Abderrahim Berrada, un avocat de 73 ans. Il est parmi ces militants de toujours qui ne se sont jamais résignés à accepter l’injustice et l’autocratie. Ces utopistes qui ont refusé de “déposer les armes” malgré les tentations ou les intimidations du régime. Avec ses 40 ans au compteur à sillonner les tribunaux du royaume, à plaider les causes de personnes inculpées dans des affaires sensibles, maître Abderrahim Berrada a eu le temps d’assimiler les rouages du régime. Le Pouvoir, il l’a vu jouer des tours, rompre des promesses et tromper son monde. Mais en homme sage, Berrada a toujours été persuadé, et il le répète, que viendra le jour où soufflera le vent du changement.

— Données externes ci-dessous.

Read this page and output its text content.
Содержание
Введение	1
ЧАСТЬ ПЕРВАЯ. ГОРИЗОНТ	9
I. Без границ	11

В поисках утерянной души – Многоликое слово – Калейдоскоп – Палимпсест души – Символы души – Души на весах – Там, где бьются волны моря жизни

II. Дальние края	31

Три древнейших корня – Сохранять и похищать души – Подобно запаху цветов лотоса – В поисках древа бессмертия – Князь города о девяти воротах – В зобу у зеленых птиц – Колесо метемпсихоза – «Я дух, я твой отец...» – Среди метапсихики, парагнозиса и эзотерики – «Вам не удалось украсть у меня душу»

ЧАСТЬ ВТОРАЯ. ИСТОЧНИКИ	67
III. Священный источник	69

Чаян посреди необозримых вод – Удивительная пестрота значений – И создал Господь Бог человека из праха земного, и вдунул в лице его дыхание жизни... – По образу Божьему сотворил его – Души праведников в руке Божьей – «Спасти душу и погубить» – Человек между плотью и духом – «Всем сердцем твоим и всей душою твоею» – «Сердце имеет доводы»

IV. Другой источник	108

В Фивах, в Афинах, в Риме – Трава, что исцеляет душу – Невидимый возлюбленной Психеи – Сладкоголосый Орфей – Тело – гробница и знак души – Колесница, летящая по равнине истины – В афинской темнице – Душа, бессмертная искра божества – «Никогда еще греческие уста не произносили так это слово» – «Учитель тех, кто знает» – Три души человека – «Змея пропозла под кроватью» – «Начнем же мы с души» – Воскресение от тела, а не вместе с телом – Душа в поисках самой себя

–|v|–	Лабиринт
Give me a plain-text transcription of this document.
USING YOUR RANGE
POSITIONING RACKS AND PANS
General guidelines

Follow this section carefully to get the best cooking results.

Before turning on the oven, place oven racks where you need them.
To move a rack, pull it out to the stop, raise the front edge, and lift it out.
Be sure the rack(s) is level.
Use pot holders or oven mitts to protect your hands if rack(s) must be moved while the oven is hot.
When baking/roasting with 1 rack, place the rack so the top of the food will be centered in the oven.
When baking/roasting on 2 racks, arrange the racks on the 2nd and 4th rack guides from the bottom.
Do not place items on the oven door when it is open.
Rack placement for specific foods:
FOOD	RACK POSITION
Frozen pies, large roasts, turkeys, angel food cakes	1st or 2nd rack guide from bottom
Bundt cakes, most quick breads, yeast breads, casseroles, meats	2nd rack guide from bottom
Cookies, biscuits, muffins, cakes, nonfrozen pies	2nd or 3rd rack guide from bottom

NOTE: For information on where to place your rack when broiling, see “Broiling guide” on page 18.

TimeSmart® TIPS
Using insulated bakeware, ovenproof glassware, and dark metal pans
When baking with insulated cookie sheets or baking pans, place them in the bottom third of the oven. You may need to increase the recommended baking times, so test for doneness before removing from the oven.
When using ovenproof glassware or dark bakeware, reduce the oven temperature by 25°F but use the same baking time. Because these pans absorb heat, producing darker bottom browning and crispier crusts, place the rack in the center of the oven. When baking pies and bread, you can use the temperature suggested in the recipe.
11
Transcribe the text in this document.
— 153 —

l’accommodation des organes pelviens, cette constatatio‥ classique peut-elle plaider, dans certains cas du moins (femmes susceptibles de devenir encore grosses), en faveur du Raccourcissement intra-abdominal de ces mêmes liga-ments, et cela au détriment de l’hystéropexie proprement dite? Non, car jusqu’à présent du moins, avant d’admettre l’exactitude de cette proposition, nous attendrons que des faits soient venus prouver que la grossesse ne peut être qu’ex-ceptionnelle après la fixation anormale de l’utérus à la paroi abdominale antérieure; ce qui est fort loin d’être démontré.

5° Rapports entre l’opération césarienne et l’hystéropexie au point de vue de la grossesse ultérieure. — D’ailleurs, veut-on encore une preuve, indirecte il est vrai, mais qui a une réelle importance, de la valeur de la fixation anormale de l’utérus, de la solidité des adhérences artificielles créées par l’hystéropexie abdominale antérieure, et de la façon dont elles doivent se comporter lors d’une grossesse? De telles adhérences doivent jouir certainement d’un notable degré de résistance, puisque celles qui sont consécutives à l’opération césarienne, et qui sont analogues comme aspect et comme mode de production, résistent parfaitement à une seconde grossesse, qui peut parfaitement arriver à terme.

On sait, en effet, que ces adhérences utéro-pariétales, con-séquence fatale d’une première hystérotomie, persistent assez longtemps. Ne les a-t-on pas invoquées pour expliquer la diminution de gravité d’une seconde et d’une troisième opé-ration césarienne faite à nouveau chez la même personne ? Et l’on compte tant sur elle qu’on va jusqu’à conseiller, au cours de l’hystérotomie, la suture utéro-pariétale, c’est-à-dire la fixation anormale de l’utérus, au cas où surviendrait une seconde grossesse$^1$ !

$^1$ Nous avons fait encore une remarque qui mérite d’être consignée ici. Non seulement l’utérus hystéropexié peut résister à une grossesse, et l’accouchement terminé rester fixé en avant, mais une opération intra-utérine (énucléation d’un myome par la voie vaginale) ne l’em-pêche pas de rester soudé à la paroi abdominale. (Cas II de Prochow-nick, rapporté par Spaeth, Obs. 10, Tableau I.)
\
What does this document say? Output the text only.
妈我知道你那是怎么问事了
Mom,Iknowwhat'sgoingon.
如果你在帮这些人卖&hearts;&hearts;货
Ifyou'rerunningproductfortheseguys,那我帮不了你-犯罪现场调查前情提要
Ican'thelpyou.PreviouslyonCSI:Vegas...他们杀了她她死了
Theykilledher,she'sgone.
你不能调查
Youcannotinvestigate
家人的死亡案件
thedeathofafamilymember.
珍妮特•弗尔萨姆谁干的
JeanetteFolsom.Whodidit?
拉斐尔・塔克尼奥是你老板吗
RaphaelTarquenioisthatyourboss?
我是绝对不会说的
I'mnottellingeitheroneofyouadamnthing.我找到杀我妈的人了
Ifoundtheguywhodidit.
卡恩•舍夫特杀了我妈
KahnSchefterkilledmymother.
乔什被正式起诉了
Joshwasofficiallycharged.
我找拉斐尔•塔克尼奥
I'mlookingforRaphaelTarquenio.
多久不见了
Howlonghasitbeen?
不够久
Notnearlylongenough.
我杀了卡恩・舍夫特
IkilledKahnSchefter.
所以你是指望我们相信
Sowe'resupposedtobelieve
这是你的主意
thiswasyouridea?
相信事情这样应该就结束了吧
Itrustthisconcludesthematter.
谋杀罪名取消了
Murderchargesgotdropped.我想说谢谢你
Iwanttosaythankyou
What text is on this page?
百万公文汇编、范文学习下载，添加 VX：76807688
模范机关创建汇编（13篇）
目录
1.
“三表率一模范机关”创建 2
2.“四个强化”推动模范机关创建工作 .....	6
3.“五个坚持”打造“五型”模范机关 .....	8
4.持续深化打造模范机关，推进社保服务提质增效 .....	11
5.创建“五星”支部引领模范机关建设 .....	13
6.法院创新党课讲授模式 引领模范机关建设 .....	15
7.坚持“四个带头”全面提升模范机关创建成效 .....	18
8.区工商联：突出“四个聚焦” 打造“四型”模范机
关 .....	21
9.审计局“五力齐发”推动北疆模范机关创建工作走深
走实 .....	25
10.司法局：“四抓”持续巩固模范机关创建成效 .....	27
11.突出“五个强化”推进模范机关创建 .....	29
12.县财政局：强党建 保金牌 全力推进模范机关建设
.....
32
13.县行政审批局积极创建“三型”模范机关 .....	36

Ces deux personnages, reflets de deux générations de Marocains, TelQuel les a réunis autour de la même table. Un face-à-face inédit entre un junior et un senior, dont le but est de sonder leur vision du Maroc d’hier, d’aujourd’hui et de demain. L’échange est riche et révélateur. Eh non, le choc des générations n’a pas eu lieu. Le cadet et l’aîné peuvent être en désaccord sur certains points (comme leur rapport à la religion ou à la monarchie), mais sont sur la même longueur d’ondes lorsqu’il s’agit de démocratie ou de liberté. La preuve, s’il en faut une, que ces valeurs universelles transcendent les âges. Et que tant que ces revendications-là resteront en sourdine, les Marocains, jeunes et moins jeunes, ne cesseront de les réclamer.
Le Mouvement du 20 février Une confédération du refus
Younes Benmoumen : J’étais à Paris quand le Mouvement du 20 février a été lancé. Au début, et c’est normal, tout le monde se demandait qui était derrière. Des hommes politiques et des médias officiels ont diabolisé les membres du mouvement en les qualifiant d’ennemis de la nation ou d’agents du Polisario. Mais ce ne sont là que des artifices de communication. Le 20 février est un mouvement spontané. C’est une confédération du refus, née d’un certain nombre de situations que connaît le Maroc. En tant qu’individu, je me suis retrouvé dans beaucoup de revendications portées par ce mouvement, notamment celles de la première plateforme, qui contenait six points, dont le plus important appelait à une constitution démocratique.
Abderrahim Berrada : Le Mouvement du 20 février est un heureux événement pour le Maroc. Ça bouillonne depuis longtemps déjà. Mars 1965, juin 1981, janvier 1994, les révoltes de 1984 dans le nord ou encore ceux de 1990 à Fès sont autant d’événements qui ont marqué par leur ampleur. Ils étaient tous spontanés, comme le 20 février. Mais contrairement à celui de 2011, les mouvements du passé ont été marqués par la violence. Celui du 20 février, même s’il n’a pas de tête pensante, s’est unifié à travers le Web. On a vu un corps se constituer avec une unicité de vue, de programme, de méthode d’action, insistant sur le non-usage de la violence. Ces jeunes ont fait preuve d’une élégance exemplaire.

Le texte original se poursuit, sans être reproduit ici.